The moves follow Tribune/WGN-TV disclosures that found dozens of people enrolled in state pension systems without holding state jobs. They ranged from employees of the Illinois Principals Association and other school groups that lobby state government to about 40 employees with the Special Olympics.
The discovery illustrated how private employees gained entrance into the worst-funded state retirement system in the nation with a pension debt approaching $100 billion.
Last week, Speaker Michael Madigan ushered through the House a sweeping proposal that advocates estimated would save the state more than $150 billion over the course of a 30-year catch-up plan to bring the systems to full funding.
The headline-grabbing elements of the Madigan legislation would raise the retirement age for younger employees to 67, increase the amount of money workers would contribute from their paychecks by 1 percent this July and another 1 percent a year later, and scale back the amount of cost-of-living increases by basing them in part on the number of years a person serves in a public job.
Madigan's proposal is now in the Senate, where a similar plan failed this session. Senate President John Cullerton, D-Chicago, has not promised the Madigan plan will get a vote, but the speaker has predicted passage in the Senate. Cullerton has touted a different methodology and is negotiating with unions that contend Madigan's proposal is unconstitutional because it reduces guaranteed benefits unilaterally.
Legal concerns also affect the part of the legislation taking aim at private employees in state plans. The Madigan plan would not remove outsiders already in the pension system but would apply going forward to newly hired members of those groups. The idea is that handling it that way could help the provision withstand a court challenge.
Gov. Pat Quinn, who has hailed the Madigan legislation, supports the ban on outsiders.
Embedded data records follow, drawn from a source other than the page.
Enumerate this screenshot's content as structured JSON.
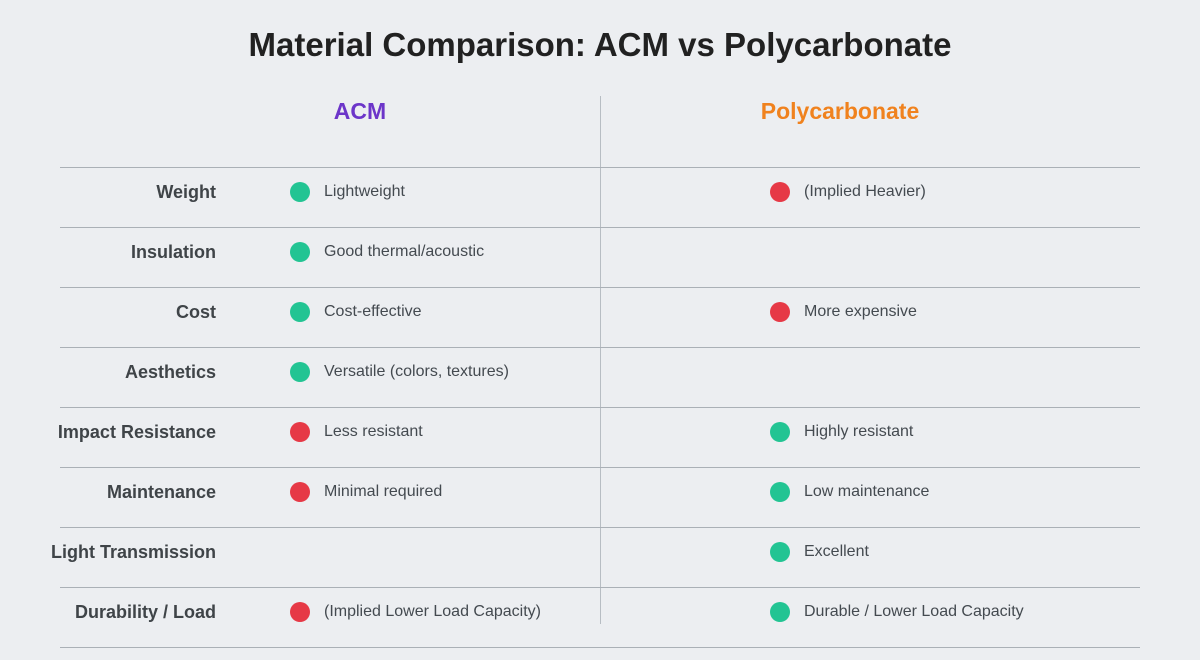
{
  "title": "Material Comparison: ACM vs Polycarbonate",
  "columns": {
    "acm": {
      "name": "ACM",
      "color": "#6c35c9"
    },
    "poly": {
      "name": "Polycarbonate",
      "color": "#f0821e"
    }
  },
  "status_colors": {
    "pro": "#22c493",
    "con": "#e63946"
  },
  "rows": [
    {
      "label": "Weight",
      "acm": {
        "text": "Lightweight",
        "status": "pro"
      },
      "poly": {
        "text": "(Implied Heavier)",
        "status": "con"
      }
    },
    {
      "label": "Insulation",
      "acm": {
        "text": "Good thermal/acoustic",
        "status": "pro"
      },
      "poly": null
    },
    {
      "label": "Cost",
      "acm": {
        "text": "Cost-effective",
        "status": "pro"
      },
      "poly": {
        "text": "More expensive",
        "status": "con"
      }
    },
    {
      "label": "Aesthetics",
      "acm": {
        "text": "Versatile (colors, textures)",
        "status": "pro"
      },
      "poly": null
    },
    {
      "label": "Impact Resistance",
      "acm": {
        "text": "Less resistant",
        "status": "con"
      },
      "poly": {
        "text": "Highly resistant",
        "status": "pro"
      }
    },
    {
      "label": "Maintenance",
      "acm": {
        "text": "Minimal required",
        "status": "con"
      },
      "poly": {
        "text": "Low maintenance",
        "status": "pro"
      }
    },
    {
      "label": "Light Transmission",
      "acm": null,
      "poly": {
        "text": "Excellent",
        "status": "pro"
      }
    },
    {
      "label": "Durability / Load",
      "acm": {
        "text": "(Implied Lower Load Capacity)",
        "status": "con"
      },
      "poly": {
        "text": "Durable / Lower Load Capacity",
        "status": "pro"
      }
    }
  ]
}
Last year, the governor signed a law that cracked down on dozens of abuses of union members in Chicago-based and statewide unions.
"The governor has no tolerance for any private employee accessing a taxpayer-funded retirement. It's wrong, and it needs to stop," said Brooke Anderson, Quinn's spokeswoman. "Public employee retirement systems are for public employees. Nobody else. This is another mess from decades of mismanagement that needs to be cleaned up, a loophole that needs to be closed."
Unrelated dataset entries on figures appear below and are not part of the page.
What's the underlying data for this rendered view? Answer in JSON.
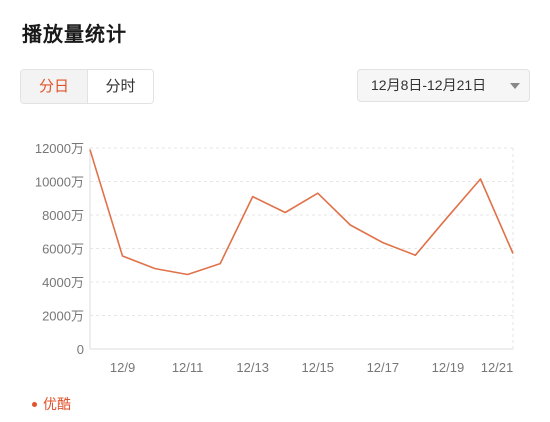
{
  "page": {
    "title": "播放量统计"
  },
  "tabs": [
    {
      "label": "分日",
      "active": true
    },
    {
      "label": "分时",
      "active": false
    }
  ],
  "date_range": {
    "value": "12月8日-12月21日"
  },
  "colors": {
    "accent": "#e0532b",
    "series": "#e0724a",
    "grid": "#e6e6e6",
    "axis_text": "#777777"
  },
  "chart_data": {
    "type": "line",
    "x": [
      "12/8",
      "12/9",
      "12/10",
      "12/11",
      "12/12",
      "12/13",
      "12/14",
      "12/15",
      "12/16",
      "12/17",
      "12/18",
      "12/19",
      "12/20",
      "12/21"
    ],
    "x_tick_labels": [
      "12/9",
      "12/11",
      "12/13",
      "12/15",
      "12/17",
      "12/19",
      "12/21"
    ],
    "y_tick_labels": [
      "12000万",
      "10000万",
      "8000万",
      "6000万",
      "4000万",
      "2000万",
      "0"
    ],
    "y_ticks": [
      12000,
      10000,
      8000,
      6000,
      4000,
      2000,
      0
    ],
    "ylim": [
      0,
      12000
    ],
    "grid": true,
    "legend_position": "bottom-left",
    "series": [
      {
        "name": "优酷",
        "values": [
          11900,
          5550,
          4800,
          4450,
          5100,
          9100,
          8150,
          9300,
          7400,
          6350,
          5600,
          7900,
          10150,
          5700
        ]
      }
    ]
  }
}
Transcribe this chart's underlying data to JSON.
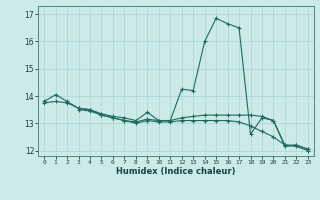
{
  "xlabel": "Humidex (Indice chaleur)",
  "bg_color": "#cceaea",
  "line_color": "#1e6b5e",
  "grid_color": "#b0d8d8",
  "x_values": [
    0,
    1,
    2,
    3,
    4,
    5,
    6,
    7,
    8,
    9,
    10,
    11,
    12,
    13,
    14,
    15,
    16,
    17,
    18,
    19,
    20,
    21,
    22,
    23
  ],
  "line1": [
    13.8,
    14.05,
    13.8,
    13.55,
    13.5,
    13.35,
    13.25,
    13.2,
    13.1,
    13.4,
    13.1,
    13.1,
    14.25,
    14.2,
    16.0,
    16.85,
    16.65,
    16.5,
    12.6,
    13.2,
    13.1,
    12.15,
    12.2,
    12.05
  ],
  "line2": [
    13.75,
    13.8,
    13.75,
    13.55,
    13.5,
    13.3,
    13.2,
    13.1,
    13.05,
    13.15,
    13.1,
    13.1,
    13.2,
    13.25,
    13.3,
    13.3,
    13.3,
    13.3,
    13.3,
    13.25,
    13.1,
    12.2,
    12.2,
    12.05
  ],
  "line3": [
    null,
    null,
    null,
    13.5,
    13.45,
    13.3,
    13.2,
    13.1,
    13.0,
    13.1,
    13.05,
    13.05,
    13.1,
    13.1,
    13.1,
    13.1,
    13.1,
    13.05,
    12.9,
    12.7,
    12.5,
    12.2,
    12.15,
    12.0
  ],
  "ylim": [
    11.8,
    17.3
  ],
  "xlim": [
    -0.5,
    23.5
  ],
  "yticks": [
    12,
    13,
    14,
    15,
    16,
    17
  ],
  "xticks": [
    0,
    1,
    2,
    3,
    4,
    5,
    6,
    7,
    8,
    9,
    10,
    11,
    12,
    13,
    14,
    15,
    16,
    17,
    18,
    19,
    20,
    21,
    22,
    23
  ]
}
The provisions in the bill mirror a proposal House Republicans have long backed and follow the successful push by GOP leader Rep. Tom Cross of Oswego to close other loopholes. His new law scaled back the potential benefits of two teacher union lobbyists who got into the public teacher retirement system after substituting in classrooms for one day and aimed to prevent lucrative moves made by Chicago-area union officials that allowed them to double-dip and land hefty retirement packages.
Rep. Elaine Nekritz, the Northbrook Democrat who serves as Madigan's point person on pensions, said the "whole goal" of the pension overhaul is to "make sure that public employees receive a pension."
"So we need to make sure that public employee pensions are focused on public employees," she said.